Aristoteles adalah peletak dasar ‘doktrin sillogisme’ yang sangat berpengaruh terhadap perkembangan pemimiran di Eropa sampai dengan munculnya Era Renaisance. Sillogisme adalah argumentasi dan cara penalaran yang terdiri dari tiga buah pernyataan, yaitu sebagai premis mayor, premis minor dan konklusi.
Pada aliran Tesis, setelah masa Plato, juga terdapat seorang filsuf sekaligus matematikawan yang sangat terkenal hingga sekarang, dia adalah Rene Descartes. Descartes memiliki misi filsafat, yaitu berusaha memperoleh pengetahuan yang tidak dapat diragukan. Metodenya adalah ia meragukan semua pengetahuan yang ada. Dari keraguan tersebut, Descrates hendak mencari pengetahuan apa yang tidak dapat diragukan. Yang akhirnya mengantarkan pada premisnya Cogito Ergo Sum (aku berpikir maka aku ada). Baginya eksistensi pikiran manusia adalah sesuatu yang absolut dan tidak dapat diragukan. Sebab meskipun pemikirannya tentang sesuatu salah, pikirannya tertipu oleh suatu matriks, ia ragu akan segalanya, tidak dapat diragukan lagi bahwa pikiran itu sendiri ada.Pikiran sendiri bagi Descrates ialah suatu benda berpikir yang bersifat mental ( res cogitans ) bukan bersifat fisik atau material, yang kemudian Descartes membuktikan filsafat bahwa Tuhan itu ada. Bagi Descrates, realitas terdiri dari tiga hal. Yakni benda material yang terbatas (objek-objek fisik seperti meja, kursi, tubuh manusia,dsb), benda mental-non material yang terbatas (pikiran dan jiwa manusia), serta benda mental yang tak terbatas (Tuhan).Ia juga membedakan antara pikiran manusia dan tubuh fisik manusia. Pembagian ini juga mengantarkannya pada pembagian keilmuan. Realitas material sebagai ranah bagi keilmuan baru yang di bawa Galileo dan Copernicus, realitas mental bagi keilmuan dalam bidang agama, etika, dan sejenisnya.
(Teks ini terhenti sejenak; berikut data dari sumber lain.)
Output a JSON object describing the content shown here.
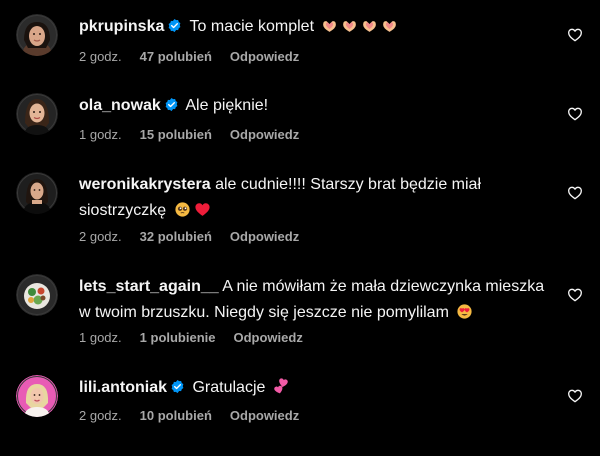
{
  "comments": [
    {
      "username": "pkrupinska",
      "verified": true,
      "text": "To macie komplet",
      "emojis": [
        "heart-hands-emoji",
        "heart-hands-emoji",
        "heart-hands-emoji",
        "heart-hands-emoji"
      ],
      "time": "2 godz.",
      "likes": "47 polubień",
      "reply": "Odpowiedz"
    },
    {
      "username": "ola_nowak",
      "verified": true,
      "text": "Ale pięknie!",
      "emojis": [],
      "time": "1 godz.",
      "likes": "15 polubień",
      "reply": "Odpowiedz"
    },
    {
      "username": "weronikakrystera",
      "verified": false,
      "text": "ale cudnie!!!! Starszy brat będzie miał siostrzyczkę",
      "emojis": [
        "pleading-face-emoji",
        "red-heart-emoji"
      ],
      "time": "2 godz.",
      "likes": "32 polubień",
      "reply": "Odpowiedz"
    },
    {
      "username": "lets_start_again__",
      "verified": false,
      "text": "A nie mówiłam że mała dziewczynka mieszka w twoim brzuszku. Niegdy się jeszcze nie pomylilam",
      "emojis": [
        "heart-eyes-emoji"
      ],
      "time": "1 godz.",
      "likes": "1 polubienie",
      "reply": "Odpowiedz"
    },
    {
      "username": "lili.antoniak",
      "verified": true,
      "text": "Gratulacje",
      "emojis": [
        "two-hearts-emoji"
      ],
      "time": "2 godz.",
      "likes": "10 polubień",
      "reply": "Odpowiedz"
    }
  ],
  "colors": {
    "background": "#000000",
    "text": "#f5f5f5",
    "meta": "#a8a8a8",
    "verified": "#0095f6",
    "avatar_ring": "#3a3a3a"
  },
  "icons": {
    "like": "heart-outline-icon",
    "verified": "verified-badge-icon"
  }
}
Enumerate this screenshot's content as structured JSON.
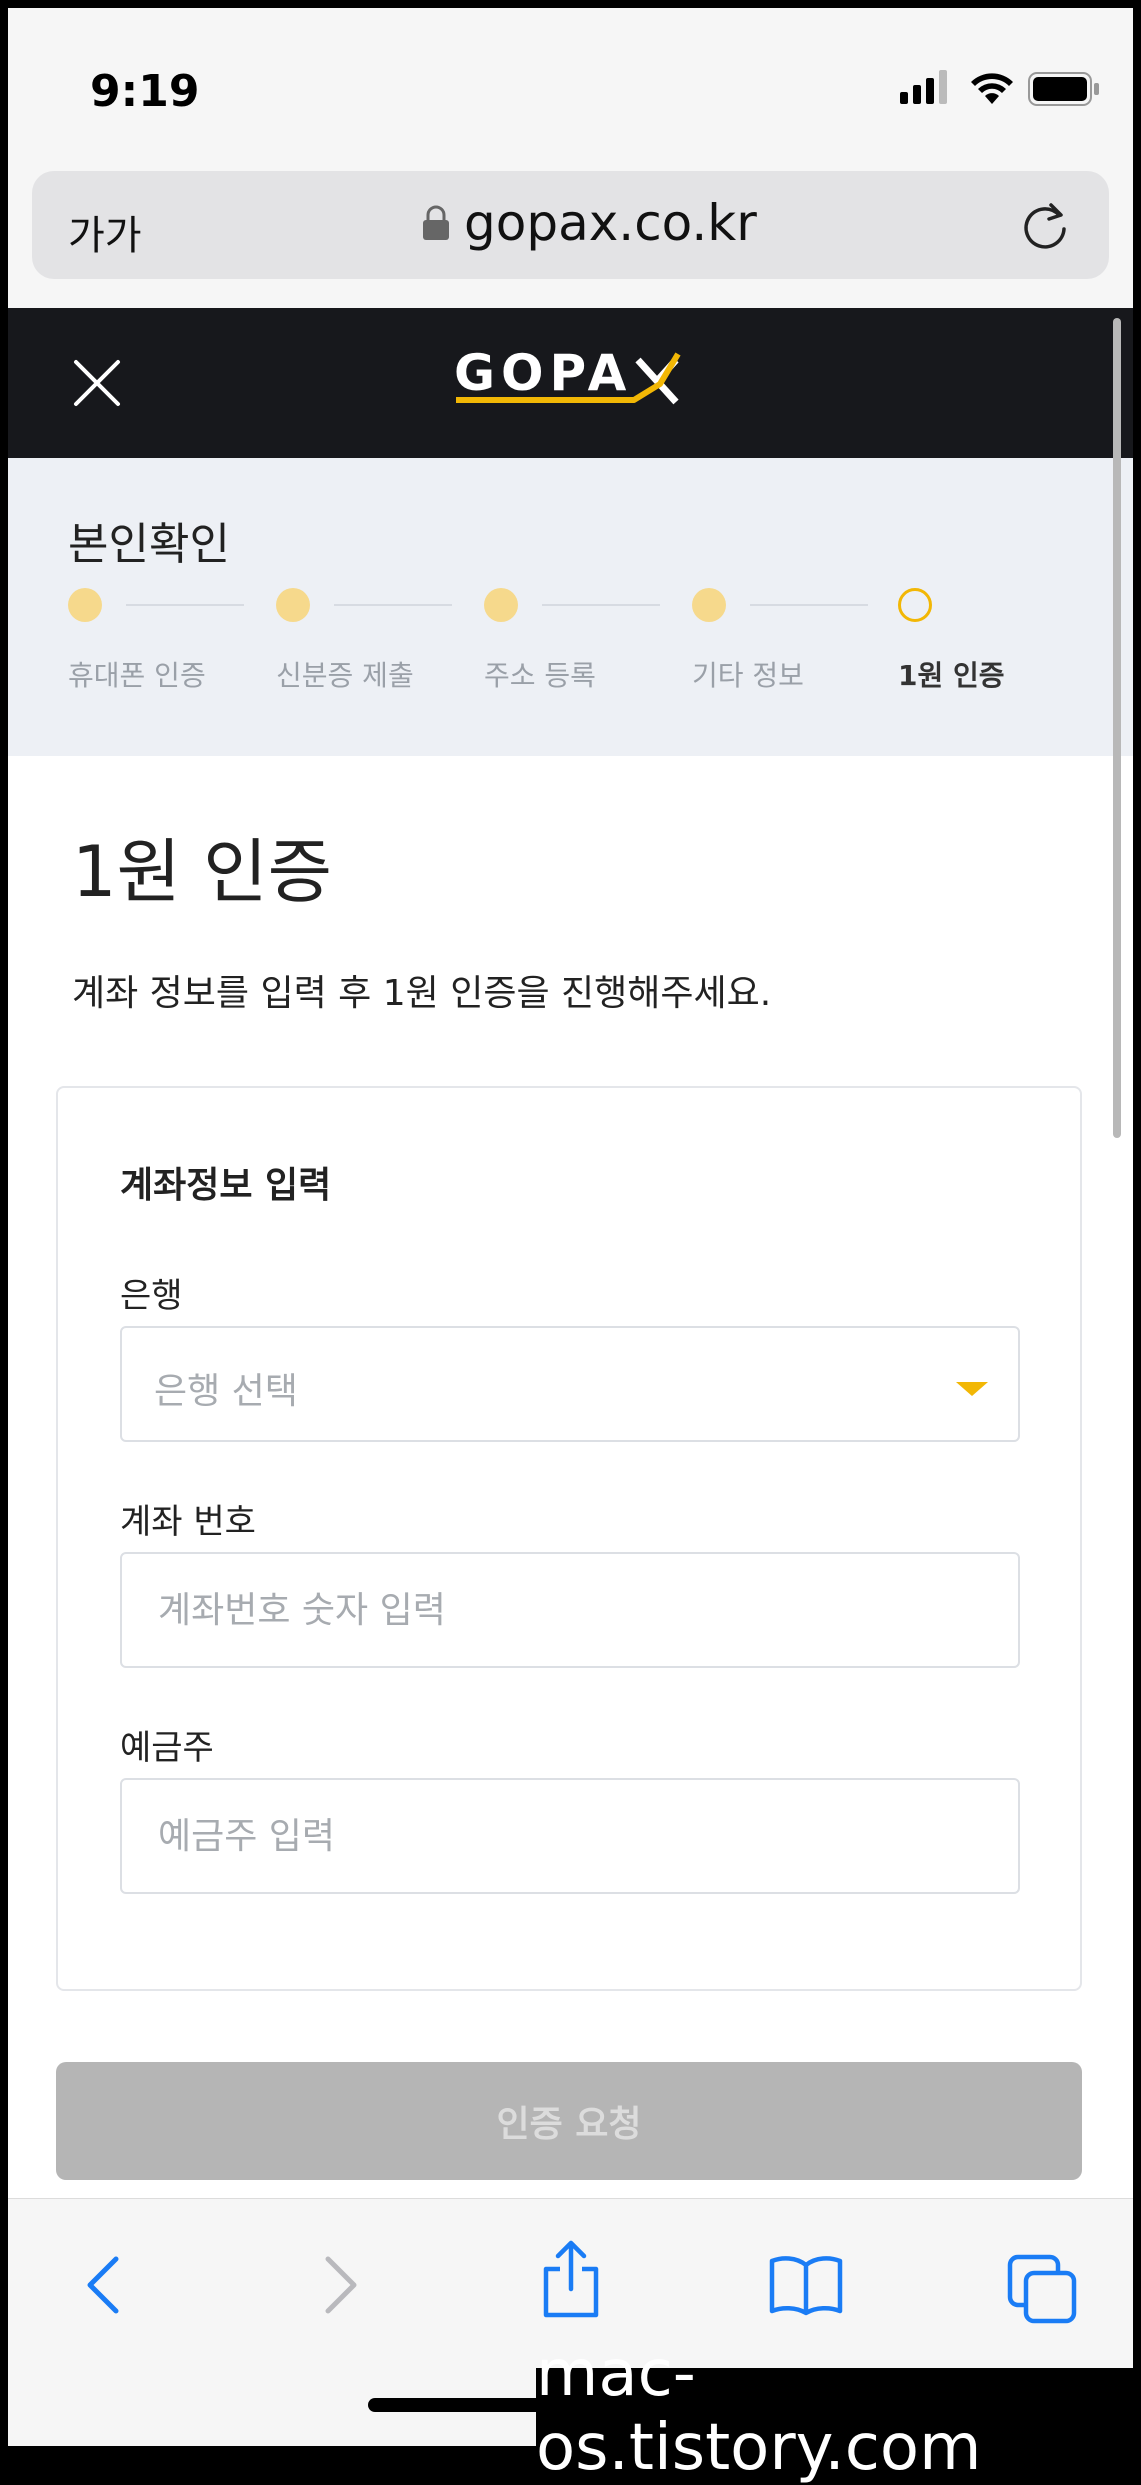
{
  "status": {
    "time": "9:19"
  },
  "browser": {
    "text_size": "가가",
    "url": "gopax.co.kr"
  },
  "site": {
    "logo": "GOPAX"
  },
  "stepper": {
    "title": "본인확인",
    "steps": [
      {
        "label": "휴대폰 인증",
        "state": "done"
      },
      {
        "label": "신분증 제출",
        "state": "done"
      },
      {
        "label": "주소 등록",
        "state": "done"
      },
      {
        "label": "기타 정보",
        "state": "done"
      },
      {
        "label": "1원 인증",
        "state": "current"
      }
    ]
  },
  "main": {
    "title": "1원 인증",
    "description": "계좌 정보를 입력 후 1원 인증을 진행해주세요.",
    "card_title": "계좌정보 입력",
    "bank": {
      "label": "은행",
      "placeholder": "은행 선택"
    },
    "account": {
      "label": "계좌 번호",
      "placeholder": "계좌번호 숫자 입력"
    },
    "holder": {
      "label": "예금주",
      "placeholder": "예금주 입력"
    },
    "submit_label": "인증 요청"
  },
  "watermark": "mac-os.tistory.com",
  "colors": {
    "accent": "#f2b705",
    "step_done": "#f6d98c",
    "header_bg": "#17181c",
    "button_disabled": "#b5b5b5",
    "ios_blue": "#1a7cf5"
  }
}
Aliran empirisme dibangun pada abad ke-17 yang muncul setelah lahirnya aliran rasionalisme. Bahkan aliran empirisme bertolak belakang dengan aliran rasionalisme. Menurut paham empirisme bahwa pegetahuan bukan hanya didasarkan pada rasio belaka, di inggris. Berlawanan dengan metoda Descrates yang rasional, Blaise Pascal yang lebih berhaluan eksistensial, menjunjung tinggi pengetahuan hati. Rasionalisme dan mistik bersatu padu: lewat intuisi manusia melihat zat ketuhanan sebagai satu-satunya substansi yang terpancar dalam segala sesuatu dan ia menjadi sadar, bahwa pengetahuan itu merupakan bagian dari cinta kasih ilahi. Aspek rasionalistis sangat menonjol dalam karya Leibniz, roh (berpikir) dan materi (keluasaan) bersatu karena materi merupakan cara penampakan indrawi dan ruwet mengenai kenyataan rohani yang bersifat dinamis. Pengetahuan indrawi merupakan satu bentuk keruh dari pengetahuan akal budi. Ahli pikir Inggris lebih bersifat nominalis dan empiris.Dan filsuf berlawanan dari Descartes yang popular adalah David Hume. Ia dikenal sebagai penganut empiris yang paling radikal diantara teman – teman sealirannya. Dalam faham positivisnya ia menyangsikan segala pengetahuan akal budi, diantaranya: kausalitas. David Hume terkenal dengan teori berpikir Synthetic Aposterior. Yang merupakan kebalikan dari teori Descartes, yaitu Analytic Apriori.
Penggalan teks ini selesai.